In light of this, what matters for XRP is whether this institutional stack converts into sustainable real-world volume.
In particular, early signals point to increasing experimentation by major financial players, including Société Générale’s SG-FORGE, which extensive its stablecoin efforts for the XRPL with EUR CoinVertible (EURCV).
This implementation is supported by Ripple Custody and is based on broader use cases, including collateral and integration into institutional workflows.
As these integrations scale, they will do more than just validate Ripple’s product roadmap.
They increase the likelihood that XRP will become part of the “plumbing” behind institutional crypto payments and treasury movements, with adoption measured less by headlines and more by recurring settlement flows.
How XRP Wins in 2026
It’s unlikely that XRP’s success this year will hinge on a single headline.
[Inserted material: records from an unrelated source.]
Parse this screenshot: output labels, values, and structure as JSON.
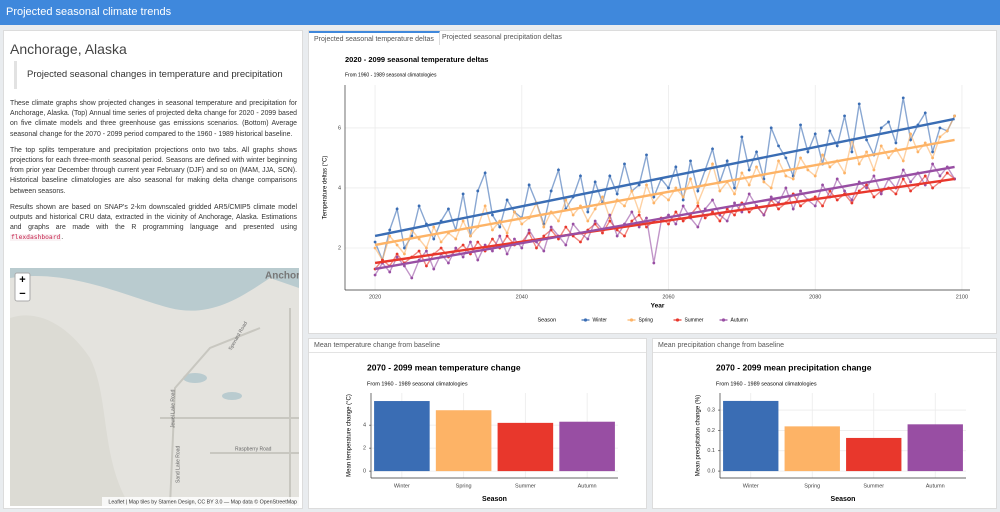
{
  "header": {
    "title": "Projected seasonal climate trends"
  },
  "sidebar": {
    "heading": "Anchorage, Alaska",
    "blockquote": "Projected seasonal changes in temperature and precipitation",
    "paragraphs": [
      "These climate graphs show projected changes in seasonal temperature and precipitation for Anchorage, Alaska. (Top) Annual time series of projected delta change for 2020 - 2099 based on five climate models and three greenhouse gas emissions scenarios. (Bottom) Average seasonal change for the 2070 - 2099 period compared to the 1960 - 1989 historical baseline.",
      "The top splits temperature and precipitation projections onto two tabs. All graphs shows projections for each three-month seasonal period. Seasons are defined with winter beginning from prior year December through current year February (DJF) and so on (MAM, JJA, SON). Historical baseline climatologies are also seasonal for making delta change comparisons between seasons."
    ],
    "results": {
      "text": "Results shown are based on SNAP's 2-km downscaled gridded AR5/CMIP5 climate model outputs and historical CRU data, extracted in the vicinity of Anchorage, Alaska. Estimations and graphs are made with the R programming language and presented using",
      "code": "flexdashboard",
      "end": "."
    }
  },
  "map": {
    "city_label": "Anchor",
    "zoom_in": "+",
    "zoom_out": "−",
    "roads": [
      "Spenard Road",
      "Jewel Lake Road",
      "Raspberry Road",
      "Sand Lake Road"
    ],
    "attribution": "Leaflet | Map tiles by Stamen Design, CC BY 3.0 — Map data © OpenStreetMap"
  },
  "tabs": [
    "Projected seasonal temperature deltas",
    "Projected seasonal precipitation deltas"
  ],
  "panels": [
    "Mean temperature change from baseline",
    "Mean precipitation change from baseline"
  ],
  "chart_data": [
    {
      "type": "line",
      "title": "2020 - 2099 seasonal temperature deltas",
      "subtitle": "From 1960 - 1989 seasonal climatologies",
      "x_label": "Year",
      "y_label": "Temperature deltas (°C)",
      "legend_title": "Season",
      "legend": "bottom",
      "grid": true,
      "xlim": [
        2015.9,
        2101.1
      ],
      "xticks": [
        2020,
        2040,
        2060,
        2080,
        2100
      ],
      "ylim": [
        0.6,
        7.43
      ],
      "yticks": [
        2,
        4,
        6
      ],
      "x": [
        2020,
        2021,
        2022,
        2023,
        2024,
        2025,
        2026,
        2027,
        2028,
        2029,
        2030,
        2031,
        2032,
        2033,
        2034,
        2035,
        2036,
        2037,
        2038,
        2039,
        2040,
        2041,
        2042,
        2043,
        2044,
        2045,
        2046,
        2047,
        2048,
        2049,
        2050,
        2051,
        2052,
        2053,
        2054,
        2055,
        2056,
        2057,
        2058,
        2059,
        2060,
        2061,
        2062,
        2063,
        2064,
        2065,
        2066,
        2067,
        2068,
        2069,
        2070,
        2071,
        2072,
        2073,
        2074,
        2075,
        2076,
        2077,
        2078,
        2079,
        2080,
        2081,
        2082,
        2083,
        2084,
        2085,
        2086,
        2087,
        2088,
        2089,
        2090,
        2091,
        2092,
        2093,
        2094,
        2095,
        2096,
        2097,
        2098,
        2099
      ],
      "trend_x": [
        2020,
        2099
      ],
      "series": [
        {
          "name": "Winter",
          "color": "#3a6db4",
          "trend": [
            2.4,
            6.3
          ],
          "values": [
            2.2,
            1.6,
            2.6,
            3.3,
            2.0,
            2.4,
            3.4,
            2.8,
            2.3,
            2.9,
            3.3,
            2.6,
            3.8,
            2.4,
            3.9,
            4.5,
            3.1,
            2.7,
            3.6,
            3.2,
            3.0,
            4.1,
            3.5,
            2.8,
            3.9,
            4.6,
            3.3,
            3.7,
            4.4,
            3.2,
            4.2,
            3.5,
            4.4,
            3.8,
            4.8,
            3.9,
            4.1,
            5.1,
            3.7,
            4.3,
            4.0,
            4.7,
            3.6,
            4.9,
            3.9,
            4.6,
            5.3,
            4.2,
            4.9,
            4.0,
            5.7,
            4.6,
            5.2,
            4.3,
            6.0,
            5.4,
            5.0,
            4.4,
            6.1,
            5.2,
            5.8,
            4.8,
            5.9,
            5.4,
            6.4,
            5.2,
            6.8,
            5.6,
            5.1,
            6.0,
            6.2,
            5.5,
            7.0,
            5.6,
            6.1,
            6.5,
            5.2,
            6.0,
            5.9,
            6.4
          ]
        },
        {
          "name": "Spring",
          "color": "#fdb366",
          "trend": [
            2.1,
            5.6
          ],
          "values": [
            2.0,
            1.6,
            2.4,
            2.1,
            1.8,
            2.6,
            2.3,
            2.0,
            2.7,
            2.2,
            2.5,
            2.3,
            2.9,
            2.4,
            2.7,
            3.4,
            2.6,
            2.9,
            2.5,
            3.2,
            2.8,
            3.0,
            3.5,
            2.7,
            3.2,
            2.9,
            3.6,
            3.1,
            3.4,
            2.9,
            3.3,
            3.7,
            3.0,
            3.6,
            3.4,
            3.9,
            3.2,
            4.1,
            3.5,
            3.8,
            3.6,
            4.0,
            3.7,
            4.3,
            3.5,
            4.1,
            4.8,
            3.9,
            4.2,
            3.8,
            4.5,
            4.1,
            4.7,
            4.2,
            4.0,
            4.9,
            4.4,
            4.3,
            5.0,
            4.6,
            4.4,
            5.1,
            4.7,
            4.9,
            4.5,
            5.6,
            4.8,
            5.2,
            4.6,
            5.4,
            5.0,
            5.3,
            4.9,
            5.8,
            5.2,
            5.5,
            5.0,
            5.7,
            5.9,
            6.4
          ]
        },
        {
          "name": "Summer",
          "color": "#e8372c",
          "trend": [
            1.5,
            4.3
          ],
          "values": [
            1.3,
            1.6,
            1.4,
            1.8,
            1.5,
            1.7,
            1.9,
            1.4,
            1.8,
            2.0,
            1.7,
            1.9,
            2.1,
            1.8,
            2.2,
            1.9,
            2.3,
            2.0,
            2.4,
            2.1,
            2.2,
            2.5,
            2.0,
            2.4,
            2.6,
            2.3,
            2.7,
            2.4,
            2.2,
            2.6,
            2.8,
            2.5,
            2.9,
            2.6,
            2.4,
            2.9,
            3.1,
            2.7,
            2.9,
            3.0,
            2.8,
            3.2,
            2.9,
            3.1,
            3.4,
            3.0,
            3.2,
            2.9,
            3.3,
            3.1,
            3.5,
            3.2,
            3.4,
            3.1,
            3.6,
            3.3,
            3.5,
            3.8,
            3.4,
            3.6,
            3.7,
            3.4,
            3.9,
            3.6,
            3.8,
            3.5,
            3.9,
            4.1,
            3.7,
            3.9,
            4.0,
            3.8,
            4.3,
            3.9,
            4.1,
            4.4,
            4.0,
            4.2,
            4.5,
            4.3
          ]
        },
        {
          "name": "Autumn",
          "color": "#984ea3",
          "trend": [
            1.3,
            4.7
          ],
          "values": [
            1.1,
            1.5,
            1.2,
            1.7,
            1.4,
            1.0,
            1.6,
            1.9,
            1.3,
            1.8,
            1.5,
            2.0,
            1.7,
            2.2,
            1.6,
            2.1,
            1.9,
            2.4,
            1.8,
            2.3,
            2.0,
            2.6,
            2.2,
            1.9,
            2.7,
            2.4,
            2.1,
            2.8,
            2.5,
            2.3,
            2.9,
            2.6,
            3.1,
            2.4,
            2.8,
            3.2,
            2.7,
            3.0,
            1.5,
            2.9,
            3.1,
            2.8,
            3.4,
            3.0,
            2.7,
            3.3,
            3.6,
            3.1,
            2.9,
            3.5,
            3.2,
            3.8,
            3.4,
            3.1,
            3.7,
            3.5,
            4.0,
            3.3,
            3.9,
            3.6,
            3.4,
            4.1,
            3.7,
            4.3,
            3.9,
            3.6,
            4.2,
            4.0,
            4.4,
            3.8,
            4.3,
            4.0,
            4.6,
            4.2,
            4.5,
            4.1,
            4.8,
            4.4,
            4.7,
            4.3
          ]
        }
      ]
    },
    {
      "type": "bar",
      "title": "2070 - 2099 mean temperature change",
      "subtitle": "From 1960 - 1989 seasonal climatologies",
      "x_label": "Season",
      "y_label": "Mean temperature change (°C)",
      "categories": [
        "Winter",
        "Spring",
        "Summer",
        "Autumn"
      ],
      "values": [
        6.1,
        5.3,
        4.2,
        4.3
      ],
      "colors": [
        "#3a6db4",
        "#fdb366",
        "#e8372c",
        "#984ea3"
      ],
      "ylim": [
        -0.6,
        6.8
      ],
      "yticks": [
        0,
        2,
        4
      ],
      "grid": true
    },
    {
      "type": "bar",
      "title": "2070 - 2099 mean precipitation change",
      "subtitle": "From 1960 - 1989 seasonal climatologies",
      "x_label": "Season",
      "y_label": "Mean precipitation change (%)",
      "categories": [
        "Winter",
        "Spring",
        "Summer",
        "Autumn"
      ],
      "values": [
        0.345,
        0.22,
        0.163,
        0.23
      ],
      "colors": [
        "#3a6db4",
        "#fdb366",
        "#e8372c",
        "#984ea3"
      ],
      "ylim": [
        -0.034,
        0.384
      ],
      "yticks": [
        {
          "value": 0,
          "label": "0.0"
        },
        0.1,
        0.2,
        0.3
      ],
      "grid": true
    }
  ]
}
Instead, it will depend on usage continuing at key points.
Given all this, three points of interest stand out.
Firstly, the share of collateral in regular lending. If Coinbase’s lending product shows continued growth with XRP as meaningful collateral, the case for productive demand becomes stronger. It doesn’t have to become dominant overnight, but it does have to become repetitive behavior.
Second, allowable liquidity that lasts. If permissioned DEX domains host sustainable liquidity, rather than launch week noise, it supports the idea that regulated on-chain markets can develop on XRPL in a way that institutions can actually use.
Third, relative flows. If flow data continues to show interest in XRP while majors struggle, it could sustain a rotation even in the face of a choppy macro tape.
These points translate into a scenario range that traders can pressure test.
In a bull case, risk appetite improves, XRP becomes a common collateral in US credit wrappers, and permitted markets attract institutional liquidity early. Flows follow and the narrative shift becomes self-reinforcing.
In a base case, XRP benefits from episodic catalysts including credit additions and infrastructure milestones, but broader crypto liquidity remains uneven. XRP performs better in breakouts without a linear trend.
In a bear case, macro remains tight, leverage decreases, and new rails do not translate into meaningful use. XRP remains headline-driven and vulnerable to the same liquidity drops that likely drove Standard Chartered’s downgrade.